Houjun Liu

The Unreasonable Effectiveness of Mathematics in the Natural Sciences

The Unreasonable Effectiveness of Mathematics in the Natural Sciences is an article by the famous mathematician Eugene Wigner. (Wigner 1990)

Reflection

What I found most peculiarly interesting is the focus on many mathematical/physics texts on the idea of the “beauty” of the expressions; and, it seems, the clear pleasure that Wigner gets from analyzing the systems with the aforementioned “beauty.”

Setting aside whether or not this beauty is “deserved”/appropriate, I love that my attraction to physics is somewhat similar to what Wigner describes. Under the appropriate conditions, with constraints, it is possible to build a solution to physics problems simply through the evolution of mathematics.

It is not to say that the models mathematics provides is correct. I like that Winger ended on the note about how “false” theories, even despite their falseness, provided shockingly accurate estimations of physical phenomena. Perhaps mathematics provides an almost-fully solid foundation to creating physical systems, but then the entire “flaw” we see with mathematical modeling is in our (in)ability to provide the limitations to scope.

For instance, Bohr’s model, an example of “falsehood” modeled, is an over-limitation to scope which—thought reducing mathematical complexity—resulted in a “wrong” theory. However, the mathematics behind the theory remains to be solid despite the scope limitation, making the result work in a reasonable manner (except for the pitfalls).

The inherent concern behind this statement, then, is that there is a case where we can build a perfectly reasonable system to model something, but it turns out that the system is correct only in the limited scope which we are used to operating; when suddenly the scope becomes broken, we are so used to the mathematical tools that we have came to rely on that we don’t notice their failures.

I like that this entire point is brought up before our start in DiffEq, perhaps as a “with great power comes great responsibility” type of caution to us in terms of how our modeling may go awry while at the same time acting as a preview of the usefulness of the principles provided taken as a whole.

Reading notes

Maths show up at entirely random places

The first point is that mathematical concepts turn up in entirely unexpected connections. Moreover, they often permit an unexpectedly close and accurate description of the phenomena in these connections.

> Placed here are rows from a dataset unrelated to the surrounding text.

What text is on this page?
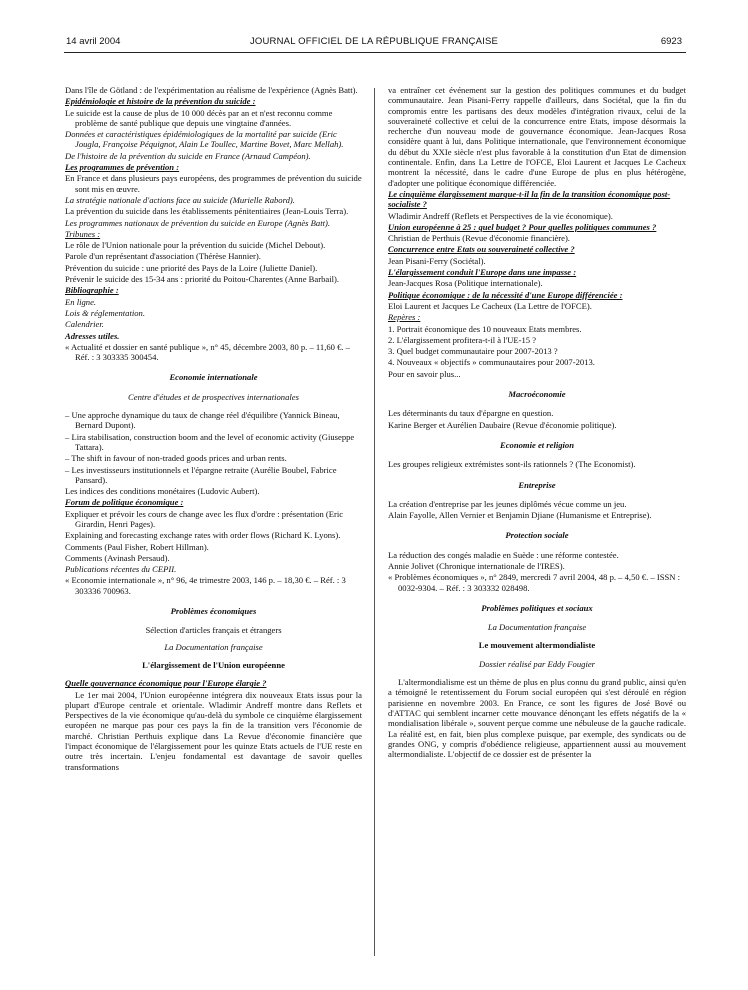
14 avril 2004	JOURNAL OFFICIEL DE LA RÉPUBLIQUE FRANÇAISE	6923

Dans l'île de Götland : de l'expérimentation au réalisme de l'expérience (Agnès Batt).

Epidémiologie et histoire de la prévention du suicide :

Le suicide est la cause de plus de 10 000 décès par an et n'est reconnu comme problème de santé publique que depuis une vingtaine d'années.

Données et caractéristiques épidémiologiques de la mortalité par suicide (Eric Jougla, Françoise Péquignot, Alain Le Toullec, Martine Bovet, Marc Mellah).

De l'histoire de la prévention du suicide en France (Arnaud Campéon).

Les programmes de prévention :

En France et dans plusieurs pays européens, des programmes de prévention du suicide sont mis en œuvre.

La stratégie nationale d'actions face au suicide (Murielle Rabord).

La prévention du suicide dans les établissements pénitentiaires (Jean-Louis Terra).

Les programmes nationaux de prévention du suicide en Europe (Agnès Batt).

Tribunes :

Le rôle de l'Union nationale pour la prévention du suicide (Michel Debout).

Parole d'un représentant d'association (Thérèse Hannier).

Prévention du suicide : une priorité des Pays de la Loire (Juliette Daniel).

Prévenir le suicide des 15-34 ans : priorité du Poitou-Charentes (Anne Barbail).

Bibliographie :

En ligne.

Lois & réglementation.

Calendrier.

Adresses utiles.

« Actualité et dossier en santé publique », n° 45, décembre 2003, 80 p. – 11,60 €. – Réf. : 3 303335 300454.

Economie internationale

Centre d'études et de prospectives internationales

– Une approche dynamique du taux de change réel d'équilibre (Yannick Bineau, Bernard Dupont).

– Lira stabilisation, construction boom and the level of economic activity (Giuseppe Tattara).

– The shift in favour of non-traded goods prices and urban rents.

– Les investisseurs institutionnels et l'épargne retraite (Aurélie Boubel, Fabrice Pansard).

Les indices des conditions monétaires (Ludovic Aubert).

Forum de politique économique :

Expliquer et prévoir les cours de change avec les flux d'ordre : présentation (Eric Girardin, Henri Pages).

Explaining and forecasting exchange rates with order flows (Richard K. Lyons).

Comments (Paul Fisher, Robert Hillman).

Comments (Avinash Persaud).

Publications récentes du CEPII.

« Economie internationale », n° 96, 4e trimestre 2003, 146 p. – 18,30 €. – Réf. : 3 303336 700963.

Problèmes économiques

Sélection d'articles français et étrangers

La Documentation française

L'élargissement de l'Union européenne

Quelle gouvernance économique pour l'Europe élargie ?

Le 1er mai 2004, l'Union européenne intégrera dix nouveaux Etats issus pour la plupart d'Europe centrale et orientale. Wladimir Andreff montre dans Reflets et Perspectives de la vie économique qu'au-delà du symbole ce cinquième élargissement européen ne marque pas pour ces pays la fin de la transition vers l'économie de marché. Christian Perthuis explique dans La Revue d'économie financière que l'impact économique de l'élargissement pour les quinze Etats actuels de l'UE reste en outre très incertain. L'enjeu fondamental est davantage de savoir quelles transformations

va entraîner cet événement sur la gestion des politiques communes et du budget communautaire. Jean Pisani-Ferry rappelle d'ailleurs, dans Sociétal, que la fin du compromis entre les partisans des deux modèles d'intégration rivaux, celui de la souveraineté collective et celui de la concurrence entre Etats, impose désormais la recherche d'un nouveau mode de gouvernance économique. Jean-Jacques Rosa considère quant à lui, dans Politique internationale, que l'environnement économique du début du XXIe siècle n'est plus favorable à la constitution d'un Etat de dimension continentale. Enfin, dans La Lettre de l'OFCE, Eloi Laurent et Jacques Le Cacheux montrent la nécessité, dans le cadre d'une Europe de plus en plus hétérogène, d'adopter une politique économique différenciée.

Le cinquième élargissement marque-t-il la fin de la transition économique post-socialiste ?

Wladimir Andreff (Reflets et Perspectives de la vie économique).

Union européenne à 25 : quel budget ? Pour quelles politiques communes ?

Christian de Perthuis (Revue d'économie financière).

Concurrence entre Etats ou souveraineté collective ?

Jean Pisani-Ferry (Sociétal).

L'élargissement conduit l'Europe dans une impasse :

Jean-Jacques Rosa (Politique internationale).

Politique économique : de la nécessité d'une Europe différenciée :

Eloi Laurent et Jacques Le Cacheux (La Lettre de l'OFCE).

Repères :

1. Portrait économique des 10 nouveaux Etats membres.

2. L'élargissement profitera-t-il à l'UE-15 ?

3. Quel budget communautaire pour 2007-2013 ?

4. Nouveaux « objectifs » communautaires pour 2007-2013.

Pour en savoir plus...

Macroéconomie

Les déterminants du taux d'épargne en question.

Karine Berger et Aurélien Daubaire (Revue d'économie politique).

Economie et religion

Les groupes religieux extrémistes sont-ils rationnels ? (The Economist).

Entreprise

La création d'entreprise par les jeunes diplômés vécue comme un jeu.

Alain Fayolle, Allen Vernier et Benjamin Djiane (Humanisme et Entreprise).

Protection sociale

La réduction des congés maladie en Suède : une réforme contestée.

Annie Jolivet (Chronique internationale de l'IRES).

« Problèmes économiques », n° 2849, mercredi 7 avril 2004, 48 p. – 4,50 €. – ISSN : 0032-9304. – Réf. : 3 303332 028498.

Problèmes politiques et sociaux

La Documentation française

Le mouvement altermondialiste

Dossier réalisé par Eddy Fougier

L'altermondialisme est un thème de plus en plus connu du grand public, ainsi qu'en a témoigné le retentissement du Forum social européen qui s'est déroulé en région parisienne en novembre 2003. En France, ce sont les figures de José Bové ou d'ATTAC qui semblent incarner cette mouvance dénonçant les effets négatifs de la « mondialisation libérale », souvent perçue comme une nébuleuse de la gauche radicale. La réalité est, en fait, bien plus complexe puisque, par exemple, des syndicats ou de grandes ONG, y compris d'obédience religieuse, appartiennent aussi au mouvement altermondialiste. L'objectif de ce dossier est de présenter la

Wondering whether or not the theory is unique due to its applicability

He became skeptical concerning the uniqueness of the coordination between keys and doors.

That math is really useful, its weird

The first point is that the enormous usefulness of mathematics in the natural sciences is something bordering on the mysterious and that there is no rational explanation for it.

It also raises the question of how actually unique our theories are given they are all so applicable

Second, it is just this uncanny usefulness of mathematical concepts that raises the question of the uniqueness of our physical theories.

The goal of mathematics is maximize the space of usefulness

The great mathematician fully, almost ruthlessly, exploits the domain of permissible reasoning and skirts the impermissible.

Regularity is suprising because its… regularly found, which is unique

The second surprising feature is that the regularity which we are discussing is independent of so many conditions which could have an effect on it.

Laws of Nature are all highly conditional

The principal purpose of the preceding discussion is to point out that the laws of nature are all conditional statements and they relate only to a very small part of our knowledge of the world.

That maths is just a fallback for “beatiful” physics happening

the connection is that discussed in mathematics simply because he does not know of any other similar connection.

Apart from invarients, we just scope-limit ourselves to get the remaining bits that we need to make stuff work “beautifully”

propose to refer to the observation which these examples illustrate as the empirical law of epistemology. Together with the laws of invariance of physical theories, it is an indispensable foundation of these theories.